If you have your API key set up, you can execute your notebook end-to-end:

uv run jupyter nbconvert --to notebook \
  --execute skills/classification/guide.ipynb \
  --ExecutePreprocessor.kernel_name=python3 \
  --output test_output.ipynb

This ensures all cells run without errors and produce the expected outputs.

Step 5: Follow Notebook Best Practices

To make your contribution as useful as possible, follow these guidelines:

Use Environment Variables for API Keys

Never hardcode API keys. Always read them from environment variables:

import os
api_key = os.environ.get("ANTHROPIC_API_KEY")

Use Current Claude Models

Always reference the latest model aliases. As of this writing:

Claude’s automated review will flag outdated model references in your PR.

Keep Notebooks Focused

  • One concept per notebook – Don’t try to cover too much at once
  • Clear explanations – Use markdown cells to explain what each code cell does
  • Include expected outputs – Show users what they should see after running the code

Test Thoroughly

  • Run the notebook from top to bottom without skipping cells
  • Use minimal tokens in example API calls to keep execution fast
  • Include error handling so users can debug issues

Step 6: Use the Git Workflow

Create a Feature Branch

git checkout -b <your-name>/<feature-description>

Example:

git checkout -b alice/add-rag-example

Write Conventional Commits

Use the Conventional Commits format for clear, structured commit messages:

<type>(<scope>): <subject>

Common types:

  • feat – New feature (e.g., a new notebook)
  • fix – Bug fix
  • docs – Documentation changes
  • style – Formatting changes
  • refactor – Code restructuring
  • test – Adding or updating tests
  • chore – Maintenance tasks
  • ci – CI/CD changes
Examples:
git commit -m "feat(skills): add text-to-sql notebook"
git commit -m "fix(api): use environment variable for API key"
git commit -m "docs(readme): update installation instructions"

Keep Commits Atomic

Each commit should represent one logical change. Write descriptive messages and reference related issues when applicable.

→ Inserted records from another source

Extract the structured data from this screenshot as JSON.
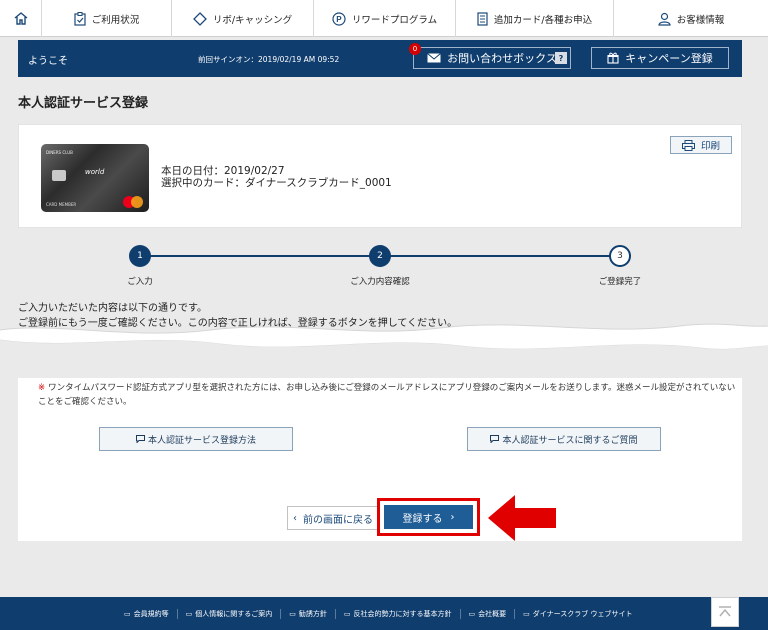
{
  "nav": {
    "items": [
      {
        "label": "ご利用状況",
        "icon": "clipboard-check-icon"
      },
      {
        "label": "リボ/キャッシング",
        "icon": "diamond-icon"
      },
      {
        "label": "リワードプログラム",
        "icon": "p-circle-icon"
      },
      {
        "label": "追加カード/各種お申込",
        "icon": "document-icon"
      },
      {
        "label": "お客様情報",
        "icon": "person-icon"
      }
    ]
  },
  "welcome": {
    "greeting": "ようこそ",
    "last_signin": "前回サインオン：2019/02/19 AM 09:52",
    "inquiry_label": "お問い合わせボックス",
    "inquiry_count": "0",
    "help_label": "?",
    "campaign_label": "キャンペーン登録"
  },
  "page": {
    "title": "本人認証サービス登録"
  },
  "card": {
    "date_line": "本日の日付：2019/02/27",
    "card_line": "選択中のカード：ダイナースクラブカード_0001",
    "print_label": "印刷",
    "card_brand_text": "world",
    "card_member_text": "CARD MEMBER",
    "card_issuer_text": "DINERS CLUB"
  },
  "steps": [
    {
      "number": "1",
      "label": "ご入力"
    },
    {
      "number": "2",
      "label": "ご入力内容確認"
    },
    {
      "number": "3",
      "label": "ご登録完了"
    }
  ],
  "intro": {
    "line1": "ご入力いただいた内容は以下の通りです。",
    "line2": "ご登録前にもう一度ご確認ください。この内容で正しければ、登録するボタンを押してください。"
  },
  "notice": {
    "mark": "※",
    "text": "ワンタイムパスワード認証方式アプリ型を選択された方には、お申し込み後にご登録のメールアドレスにアプリ登録のご案内メールをお送りします。迷惑メール設定がされていないことをご確認ください。"
  },
  "links": {
    "howto": "本人認証サービス登録方法",
    "faq": "本人認証サービスに関するご質問"
  },
  "form": {
    "back_label": "前の画面に戻る",
    "submit_label": "登録する"
  },
  "footer": {
    "links": [
      "会員規約等",
      "個人情報に関するご案内",
      "勧誘方針",
      "反社会的勢力に対する基本方針",
      "会社概要",
      "ダイナースクラブ ウェブサイト"
    ]
  },
  "colors": {
    "navy": "#0f3d6e",
    "accent_red": "#e00000",
    "submit_blue": "#1f5d97"
  }
}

Push and Create a Pull Request

git push -u origin your-branch-name
gh pr create   # Or use the GitHub web interface

Step 7: Write a Great Pull Request

Your PR title should follow the conventional commit format (e.g., feat(skills): add text-to-sql notebook). In the description, include:

  • What changes you made
  • Why you made them
  • How to test the changes
  • Any screenshots or outputs that demonstrate the result
Claude will automatically review your PR for model usage, link validity, and notebook structure. Address any feedback before merging.

Conclusion

Contributing to the Anthropic Cookbook is a great way to share your Claude expertise with the community. By following this guide, you’ll ensure your contributions are high-quality, consistent, and easy for others to use.

Remember: the slash commands in Claude Code are your best friend for catching issues early, and the pre-commit hooks will keep your code clean. Happy building!

Key Takeaways

  • Set up with uv for fast dependency management and install pre-commit hooks to catch issues early.
  • Use Claude Code slash commands (/notebook-review, /model-check, /link-review) to run the same validations as CI before pushing.
  • Follow notebook best practices: use environment variables for API keys, reference current Claude models, and keep notebooks focused on one concept.
  • Write conventional commits with clear types and scopes, and keep each commit atomic for easier review.
  • Run quality checks locally with ruff and nbconvert to ensure your notebook runs cleanly from top to bottom.